(no subject)
Mar. 5th, 2014 12:45 amI can't sleep so I will just type my thoughts here. Maybe my head is too full of worries thus the headache.
- I seriously want to go to Canada! I want to go where I maybe can belong and prosper. I never felt like I belonged here in my country...
- Felt a bit depressed today thinking about my future and what if I never get to go to Canada?
- I feel sad every time I think about my cats. I feel that I am failing as a master. And I miss them so.
- I'm scared to make wrong decisions. I know they are a part of living, learning and growing but ugh, at my age? I just feel that every mistake I make is critical because...
- I feel time is running out for me.
- I feel old.
- I'm struggling with losing weight. I feel helpless...
- Today was supposed to be the 2nd day of my juice-only diet but I am failing miserably.
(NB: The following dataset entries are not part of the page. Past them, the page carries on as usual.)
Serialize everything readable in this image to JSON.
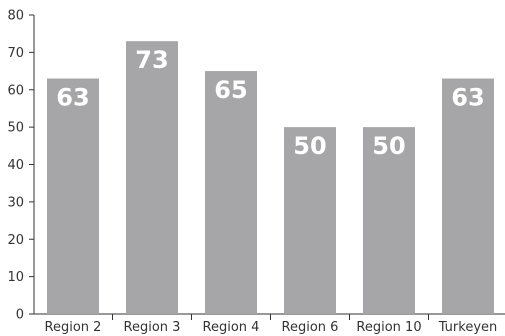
{
  "chart_data": {
    "type": "bar",
    "title": "",
    "xlabel": "",
    "ylabel": "",
    "categories": [
      "Region 2",
      "Region 3",
      "Region 4",
      "Region 6",
      "Region 10",
      "Turkeyen"
    ],
    "values": [
      63,
      73,
      65,
      50,
      50,
      63
    ],
    "ylim": [
      0,
      80
    ],
    "yticks": [
      0,
      10,
      20,
      30,
      40,
      50,
      60,
      70,
      80
    ],
    "ytick_labels": [
      "0",
      "10",
      "20",
      "30",
      "40",
      "50",
      "60",
      "70",
      "80"
    ],
    "data_labels": [
      "63",
      "73",
      "65",
      "50",
      "50",
      "63"
    ],
    "data_label_position": "inside-top",
    "grid": false,
    "legend": "none",
    "colors": {
      "bar": "#a6a6a8",
      "axis": "#333333",
      "label_text": "#333333",
      "data_label_text": "#ffffff",
      "background": "#ffffff"
    }
  }
}
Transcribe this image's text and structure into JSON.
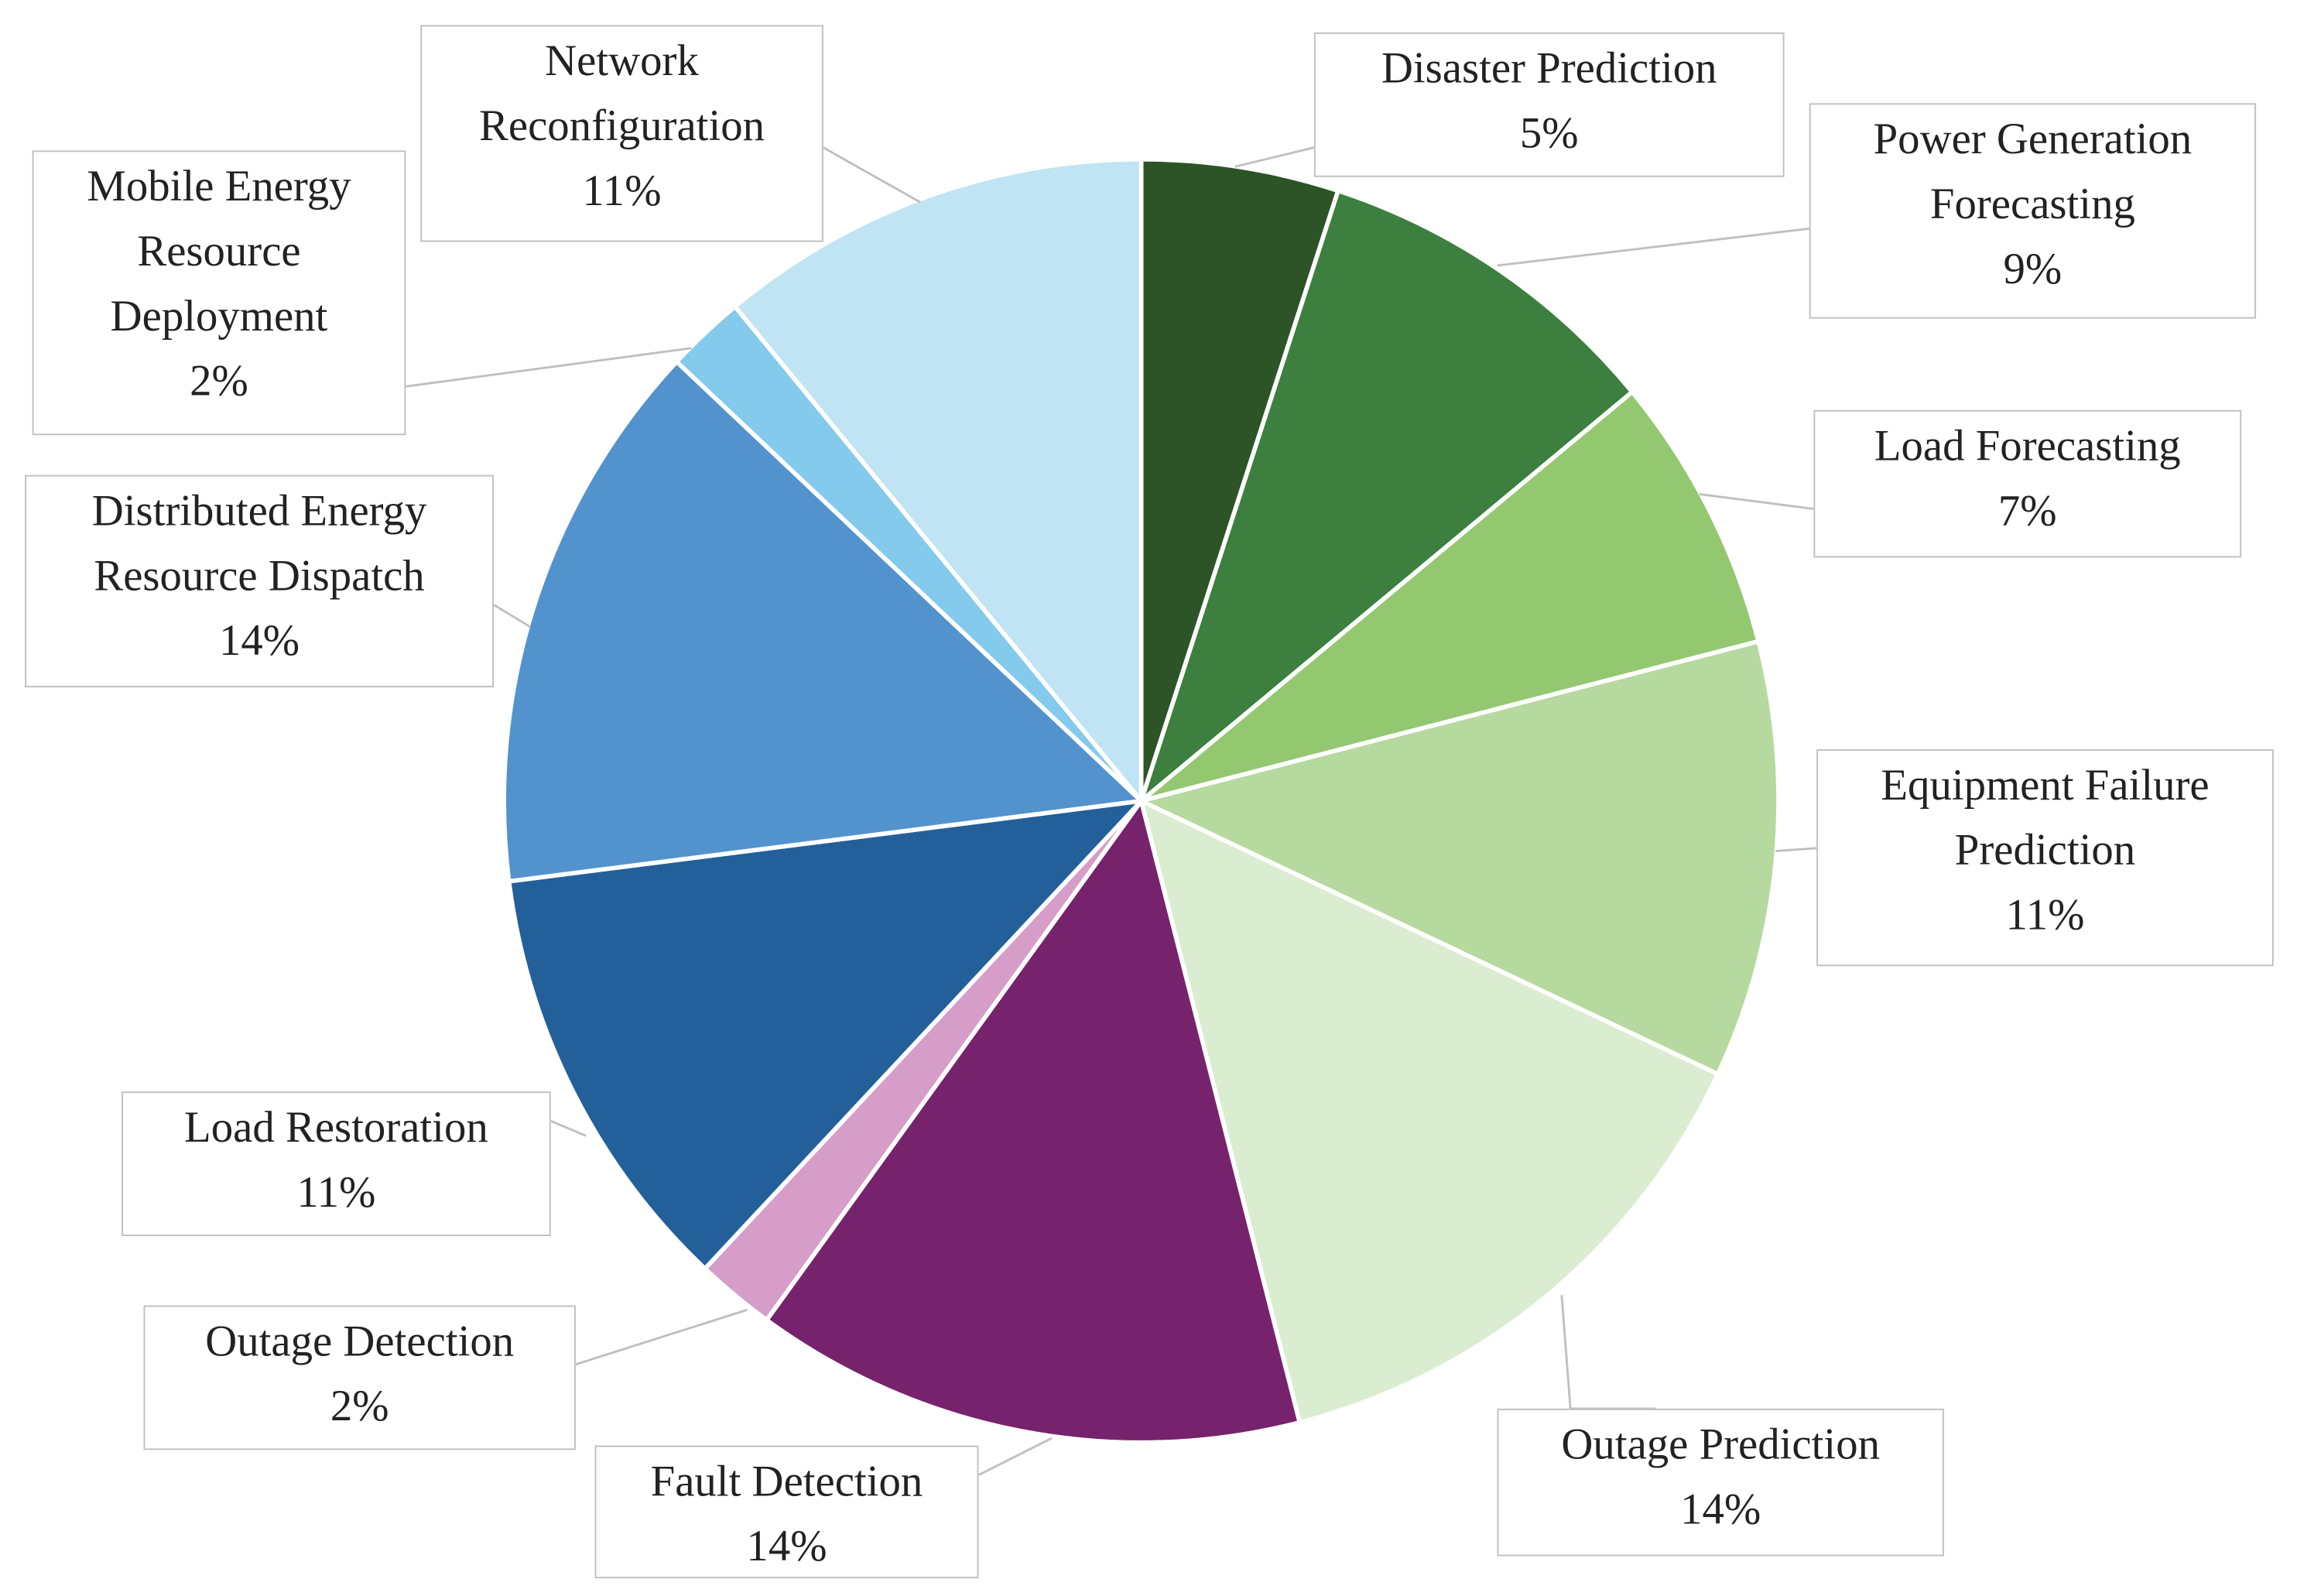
{
  "chart_data": {
    "type": "pie",
    "categories": [
      "Disaster Prediction",
      "Power Generation Forecasting",
      "Load Forecasting",
      "Equipment Failure Prediction",
      "Outage Prediction",
      "Fault Detection",
      "Outage Detection",
      "Load Restoration",
      "Distributed Energy Resource Dispatch",
      "Mobile Energy Resource Deployment",
      "Network Reconfiguration"
    ],
    "values": [
      5,
      9,
      7,
      11,
      14,
      14,
      2,
      11,
      14,
      2,
      11
    ],
    "value_labels": [
      "5%",
      "9%",
      "7%",
      "11%",
      "14%",
      "14%",
      "2%",
      "11%",
      "14%",
      "2%",
      "11%"
    ],
    "colors": [
      "#2d5427",
      "#3c7f3e",
      "#93c871",
      "#b6d99f",
      "#daedd0",
      "#77226c",
      "#d69dc8",
      "#23609a",
      "#5293cd",
      "#84caec",
      "#c1e4f4"
    ]
  }
}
- I seriously don't want to eat anymore.
- I think I need another job...
- I should maybe study again....
- But everything I have to do requires money!!!
- I managed to do my workouts. That's one thing that I'm proud of. I didn't finish the whole kick-boxing routine but its my first time so I am okay with that. I just have to do it again and again until I get strong!
- I love my gay ships so much that I don't feel like I can have a proper relationship anymore unless I was a gay man. Being gay and having sex is more fun that hetero sex imho.
This is what happens when you watch too much gay porn.